The best part about the program, however, is that these green initiatives are already being applied. Under the NYC Cools Roofs program for example, community residents and volunteers are painting the roofs of buildings throughout the three Brooklyn neighborhoods white. Simple as it may seem, painting the roofs white reduces roof temperature by almost 80 degrees Fahrenheit, and lowers interior temperatures by 30 percent. Not only does this produce savings of 40 percent in utility bills, but it also makes residential buildings more comfortable during summers as well.
Brooklyn Greens also hops to introduce 480 energy efficient retrofitted homes, apartments, and commercial buildings, along constructing 130 new units of green residential housing. The current goal is to also train 140 local community residents in “green collar jobs.” They will help in planting 750 street trees and 12 new neighborhood green space. These new green projects will transform neighborhoods like Southside Williamsburg into a “Green Light District,” a term quoted by Councilwoman Diane Reyna.
The Pratt Center for Community Development, as part of the Pratt Institute, will be helping to coordinate and track the progress of the initiative over the next three years. “Brooklyn Greens will advance the City’s goals to reduce carbon emissions and green New York City’s neighborhoods,” said Adam Friedman, Director of the Pratt Center.” We are thrilled to be working with Brooklyn Community Foundation and our community based partners to develop and implement tools, strategies and metrics that can help all New York City neighborhoods to become healthier, more affordable, and environmentally sustainable.”

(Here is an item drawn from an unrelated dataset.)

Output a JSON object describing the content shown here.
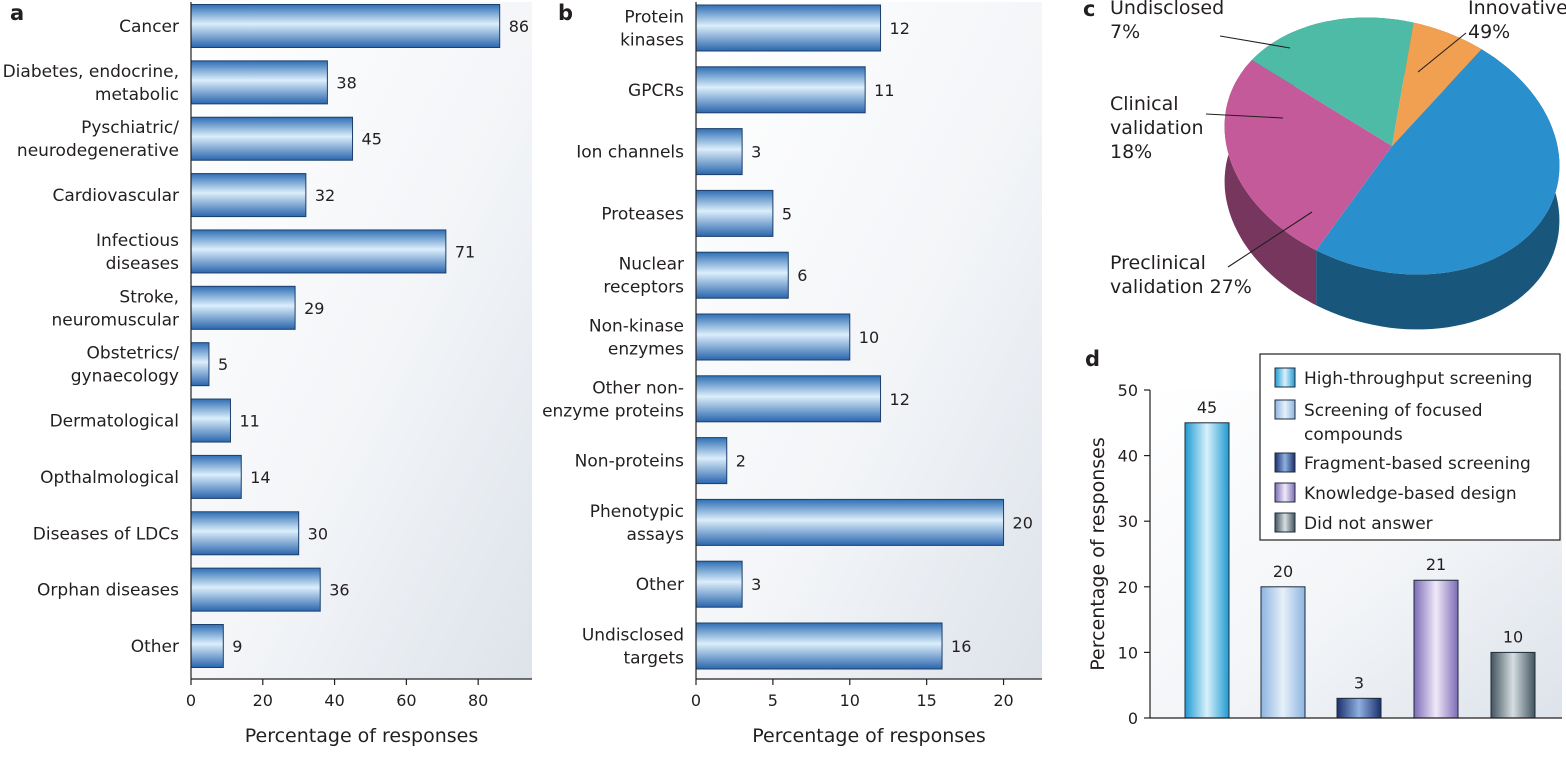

This project is a huge step forward in truly transforming NYC into a green city. Concentration isn’t just on places in Manhattan, but also in residential neighborhoods in the other boroughs, where the focus is more on local residents and helping to improve their standard of living. More importantly, this is a community effort that aims to rehabilitate long neglected neighborhoods through community development and activism based on green principles. The fact that the ultimate goal is for all neighborhoods in Brooklyn rather than just a select few, makes this truly a one of a kind project, and a model for the rest of the city as well.